Other Huntington business lines profited from the expanded footprint that resulted from the merger with TCF — most notably a bigger presence in Chicago along with entry into new markets in Denver and Minneapolis-St. Paul.

Huntington finished the 2022 fiscal year, which ended Sept. 30, as the No. 1-ranked Small Business Administration lender in Colorado and No. 3 in Minnesota. The company's wealth management and asset finance business also reported increases.

The asset finance loan book crossed the $1 billion threshold in the third quarter, while trust and investment management revenues of $60 million were in line with the third quarter of 2021, even though the overall market has fallen into bear-market territory.

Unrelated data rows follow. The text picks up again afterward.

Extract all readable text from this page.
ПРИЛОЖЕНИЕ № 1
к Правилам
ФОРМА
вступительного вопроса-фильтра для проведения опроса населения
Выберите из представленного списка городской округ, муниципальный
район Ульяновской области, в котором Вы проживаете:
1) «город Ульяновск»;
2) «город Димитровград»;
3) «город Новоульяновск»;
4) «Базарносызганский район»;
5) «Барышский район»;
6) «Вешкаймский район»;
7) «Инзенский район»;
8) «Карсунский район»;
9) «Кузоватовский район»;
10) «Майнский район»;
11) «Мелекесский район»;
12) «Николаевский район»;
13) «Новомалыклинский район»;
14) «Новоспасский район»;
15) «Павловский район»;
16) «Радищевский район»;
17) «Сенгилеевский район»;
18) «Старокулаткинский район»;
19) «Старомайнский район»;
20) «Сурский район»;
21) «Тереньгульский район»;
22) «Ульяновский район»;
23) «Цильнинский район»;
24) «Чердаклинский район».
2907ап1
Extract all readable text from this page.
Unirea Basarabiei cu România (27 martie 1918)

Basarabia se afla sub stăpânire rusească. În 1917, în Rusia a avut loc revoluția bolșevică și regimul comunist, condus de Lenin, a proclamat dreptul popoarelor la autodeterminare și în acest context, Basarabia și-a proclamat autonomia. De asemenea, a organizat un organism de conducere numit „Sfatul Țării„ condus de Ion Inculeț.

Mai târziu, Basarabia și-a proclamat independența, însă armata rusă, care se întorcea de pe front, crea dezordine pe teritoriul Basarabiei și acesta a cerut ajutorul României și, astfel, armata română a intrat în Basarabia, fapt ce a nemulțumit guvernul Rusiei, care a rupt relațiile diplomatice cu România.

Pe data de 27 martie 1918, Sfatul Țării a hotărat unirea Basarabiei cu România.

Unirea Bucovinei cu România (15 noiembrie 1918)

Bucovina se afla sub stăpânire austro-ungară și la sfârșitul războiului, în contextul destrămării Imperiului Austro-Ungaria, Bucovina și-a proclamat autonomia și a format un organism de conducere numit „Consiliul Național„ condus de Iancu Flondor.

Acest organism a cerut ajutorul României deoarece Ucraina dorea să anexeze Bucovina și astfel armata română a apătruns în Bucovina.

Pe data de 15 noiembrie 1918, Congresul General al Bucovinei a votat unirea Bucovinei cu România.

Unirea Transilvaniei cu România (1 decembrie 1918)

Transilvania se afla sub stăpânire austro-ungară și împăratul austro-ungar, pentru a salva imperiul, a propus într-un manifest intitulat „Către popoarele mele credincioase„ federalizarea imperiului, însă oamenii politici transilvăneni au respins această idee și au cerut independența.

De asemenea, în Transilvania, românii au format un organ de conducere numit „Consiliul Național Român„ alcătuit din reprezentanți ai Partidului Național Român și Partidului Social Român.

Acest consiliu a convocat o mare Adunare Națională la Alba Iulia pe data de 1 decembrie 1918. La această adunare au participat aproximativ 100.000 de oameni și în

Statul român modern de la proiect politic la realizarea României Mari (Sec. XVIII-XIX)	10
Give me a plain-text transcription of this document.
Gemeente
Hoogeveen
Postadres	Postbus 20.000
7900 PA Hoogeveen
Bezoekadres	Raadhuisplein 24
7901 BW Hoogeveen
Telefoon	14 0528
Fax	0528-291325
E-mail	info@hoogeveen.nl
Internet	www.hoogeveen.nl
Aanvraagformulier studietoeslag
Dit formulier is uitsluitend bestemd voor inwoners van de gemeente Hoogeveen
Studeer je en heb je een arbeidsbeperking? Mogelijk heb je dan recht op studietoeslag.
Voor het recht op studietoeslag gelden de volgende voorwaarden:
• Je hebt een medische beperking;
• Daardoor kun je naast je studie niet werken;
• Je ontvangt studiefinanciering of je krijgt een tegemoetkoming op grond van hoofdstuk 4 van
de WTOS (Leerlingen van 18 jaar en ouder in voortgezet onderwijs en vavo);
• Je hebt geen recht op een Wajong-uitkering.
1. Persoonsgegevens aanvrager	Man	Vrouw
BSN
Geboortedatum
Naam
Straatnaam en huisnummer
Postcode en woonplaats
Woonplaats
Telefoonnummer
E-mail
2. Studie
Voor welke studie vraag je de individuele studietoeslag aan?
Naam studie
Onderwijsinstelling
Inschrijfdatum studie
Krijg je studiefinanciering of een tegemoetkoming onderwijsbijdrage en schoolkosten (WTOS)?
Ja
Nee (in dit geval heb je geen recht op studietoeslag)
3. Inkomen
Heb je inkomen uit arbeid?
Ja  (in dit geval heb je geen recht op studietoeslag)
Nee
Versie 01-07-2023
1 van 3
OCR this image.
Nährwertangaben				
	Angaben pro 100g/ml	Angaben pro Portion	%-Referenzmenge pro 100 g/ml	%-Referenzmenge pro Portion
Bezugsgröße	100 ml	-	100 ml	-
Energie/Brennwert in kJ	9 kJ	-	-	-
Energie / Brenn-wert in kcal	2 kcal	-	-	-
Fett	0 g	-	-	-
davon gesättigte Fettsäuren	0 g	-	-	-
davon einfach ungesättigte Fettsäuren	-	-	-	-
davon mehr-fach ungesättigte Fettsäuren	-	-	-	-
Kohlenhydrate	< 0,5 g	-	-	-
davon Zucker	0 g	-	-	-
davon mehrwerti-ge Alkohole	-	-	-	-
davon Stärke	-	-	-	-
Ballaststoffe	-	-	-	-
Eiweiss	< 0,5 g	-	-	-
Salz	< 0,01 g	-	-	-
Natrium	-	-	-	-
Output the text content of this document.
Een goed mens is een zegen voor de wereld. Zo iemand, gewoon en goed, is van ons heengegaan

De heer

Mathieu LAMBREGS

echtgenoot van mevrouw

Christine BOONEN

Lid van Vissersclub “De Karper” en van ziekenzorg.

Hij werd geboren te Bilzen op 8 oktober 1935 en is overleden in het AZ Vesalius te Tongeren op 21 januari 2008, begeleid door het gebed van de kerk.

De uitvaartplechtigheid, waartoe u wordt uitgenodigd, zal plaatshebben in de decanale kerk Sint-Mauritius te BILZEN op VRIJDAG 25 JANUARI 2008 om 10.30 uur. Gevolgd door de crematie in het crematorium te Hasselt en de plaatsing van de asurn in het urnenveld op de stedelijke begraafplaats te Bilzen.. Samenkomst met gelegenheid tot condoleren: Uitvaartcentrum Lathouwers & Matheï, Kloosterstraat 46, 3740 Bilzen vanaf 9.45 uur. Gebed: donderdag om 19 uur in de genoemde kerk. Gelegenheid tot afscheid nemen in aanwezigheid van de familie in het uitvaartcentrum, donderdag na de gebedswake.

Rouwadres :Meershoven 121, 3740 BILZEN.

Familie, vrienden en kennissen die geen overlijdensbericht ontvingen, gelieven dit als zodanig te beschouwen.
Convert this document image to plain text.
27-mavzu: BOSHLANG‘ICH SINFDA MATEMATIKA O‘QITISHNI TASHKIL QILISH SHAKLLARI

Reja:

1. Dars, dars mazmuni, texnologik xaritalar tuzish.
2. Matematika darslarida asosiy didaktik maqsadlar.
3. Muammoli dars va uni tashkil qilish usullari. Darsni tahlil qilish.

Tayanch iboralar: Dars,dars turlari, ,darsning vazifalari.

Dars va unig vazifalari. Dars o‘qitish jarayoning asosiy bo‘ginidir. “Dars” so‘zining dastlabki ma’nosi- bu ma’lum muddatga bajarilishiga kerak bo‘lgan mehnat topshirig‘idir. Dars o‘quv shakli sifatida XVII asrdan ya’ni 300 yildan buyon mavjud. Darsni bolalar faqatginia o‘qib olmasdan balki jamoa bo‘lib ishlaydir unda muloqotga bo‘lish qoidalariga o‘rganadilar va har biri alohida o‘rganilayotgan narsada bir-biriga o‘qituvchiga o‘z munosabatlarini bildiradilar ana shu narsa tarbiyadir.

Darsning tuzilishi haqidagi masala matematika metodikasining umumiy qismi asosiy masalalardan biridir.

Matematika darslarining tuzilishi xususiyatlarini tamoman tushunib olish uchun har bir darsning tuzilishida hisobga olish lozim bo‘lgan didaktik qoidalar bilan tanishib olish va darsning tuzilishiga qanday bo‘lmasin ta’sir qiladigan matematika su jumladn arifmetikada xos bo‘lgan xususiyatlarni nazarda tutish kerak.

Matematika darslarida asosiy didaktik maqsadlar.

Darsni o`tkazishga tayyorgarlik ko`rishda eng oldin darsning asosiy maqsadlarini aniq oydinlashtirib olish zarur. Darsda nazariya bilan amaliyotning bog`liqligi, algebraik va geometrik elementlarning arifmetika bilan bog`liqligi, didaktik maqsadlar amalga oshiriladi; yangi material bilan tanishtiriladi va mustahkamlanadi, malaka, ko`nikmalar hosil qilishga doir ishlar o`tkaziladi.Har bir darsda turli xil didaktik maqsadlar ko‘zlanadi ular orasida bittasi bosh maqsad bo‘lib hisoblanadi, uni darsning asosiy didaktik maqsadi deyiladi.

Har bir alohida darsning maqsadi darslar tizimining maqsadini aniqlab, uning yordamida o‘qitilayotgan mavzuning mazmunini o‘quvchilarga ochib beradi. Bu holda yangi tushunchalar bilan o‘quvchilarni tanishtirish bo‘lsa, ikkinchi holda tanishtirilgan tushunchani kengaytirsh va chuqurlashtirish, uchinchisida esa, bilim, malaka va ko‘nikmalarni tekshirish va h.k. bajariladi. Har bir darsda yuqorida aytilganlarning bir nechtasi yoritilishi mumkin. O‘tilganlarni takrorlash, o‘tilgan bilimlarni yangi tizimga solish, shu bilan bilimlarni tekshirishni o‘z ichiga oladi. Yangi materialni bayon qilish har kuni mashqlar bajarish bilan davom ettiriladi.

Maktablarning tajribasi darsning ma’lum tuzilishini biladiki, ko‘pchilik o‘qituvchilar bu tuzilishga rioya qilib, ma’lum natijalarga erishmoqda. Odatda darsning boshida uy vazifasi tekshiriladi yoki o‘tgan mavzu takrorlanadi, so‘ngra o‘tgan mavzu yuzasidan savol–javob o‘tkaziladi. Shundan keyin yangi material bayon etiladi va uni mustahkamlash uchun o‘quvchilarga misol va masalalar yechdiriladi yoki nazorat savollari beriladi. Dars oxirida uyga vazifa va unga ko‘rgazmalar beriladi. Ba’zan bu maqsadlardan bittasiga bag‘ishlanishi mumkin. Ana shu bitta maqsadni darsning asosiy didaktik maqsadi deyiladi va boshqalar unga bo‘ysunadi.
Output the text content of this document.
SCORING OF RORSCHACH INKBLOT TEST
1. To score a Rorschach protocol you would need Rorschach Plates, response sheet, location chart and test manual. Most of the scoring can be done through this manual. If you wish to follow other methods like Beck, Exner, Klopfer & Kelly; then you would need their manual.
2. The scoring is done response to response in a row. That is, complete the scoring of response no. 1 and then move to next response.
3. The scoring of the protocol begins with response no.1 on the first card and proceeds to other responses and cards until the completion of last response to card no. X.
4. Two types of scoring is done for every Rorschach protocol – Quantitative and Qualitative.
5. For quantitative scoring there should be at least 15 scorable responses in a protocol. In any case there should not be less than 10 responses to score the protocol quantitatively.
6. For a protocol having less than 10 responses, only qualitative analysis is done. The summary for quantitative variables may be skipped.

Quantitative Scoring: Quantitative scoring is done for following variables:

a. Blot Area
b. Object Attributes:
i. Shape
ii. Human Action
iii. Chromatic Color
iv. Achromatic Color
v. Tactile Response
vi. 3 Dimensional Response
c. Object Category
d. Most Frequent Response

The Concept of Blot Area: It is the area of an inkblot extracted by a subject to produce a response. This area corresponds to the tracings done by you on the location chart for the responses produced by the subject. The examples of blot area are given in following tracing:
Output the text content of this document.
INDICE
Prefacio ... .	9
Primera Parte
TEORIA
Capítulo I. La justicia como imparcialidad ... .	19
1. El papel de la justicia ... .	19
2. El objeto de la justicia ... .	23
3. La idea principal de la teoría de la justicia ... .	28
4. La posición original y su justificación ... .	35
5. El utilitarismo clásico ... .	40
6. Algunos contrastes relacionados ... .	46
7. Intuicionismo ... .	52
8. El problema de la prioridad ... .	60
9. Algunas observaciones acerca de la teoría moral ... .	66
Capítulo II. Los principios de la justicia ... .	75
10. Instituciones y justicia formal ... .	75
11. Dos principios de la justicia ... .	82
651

Through the first nine months of 2022, however, trust and investment management fee income rose 11% from the same period last year to $188 million.

"The launch of wealth management in the Twin Cities continues to track better than our initial projections," Wasserman said on the conference call. "While it's still early, the team is already contributing to relationship growth."

Huntington also began offering wealth management in Denver during the third quarter, Wasserman added. 

Like other banks, Huntington continued to enjoy exceptionally strong asset quality, reporting declines in both nonperforming loans and criticized assets. Net charge-offs did increase, from 0.03% of total loans on June 30 to 0.15% on Sept. 30, but the third-quarter total remained well below Huntington's pre-pandemic target of 0.35% to 0.55%.

Steinour called Huntington's credit quality "extraordinarily good."

"We're not seeing weaknesses emerge," he added. "There's a lot of underlying strength that makes this moment unique compared to prior cycles."

That's not to say Steinour and his team expect the environment to remain this benign. Indeed, the opposite is true.

"We are expecting" the credit situation to deteriorate, Chief Credit Officer Rich Pohle said on the conference call. "The levels of delinquency and the level of charge-offs are really unsustainable."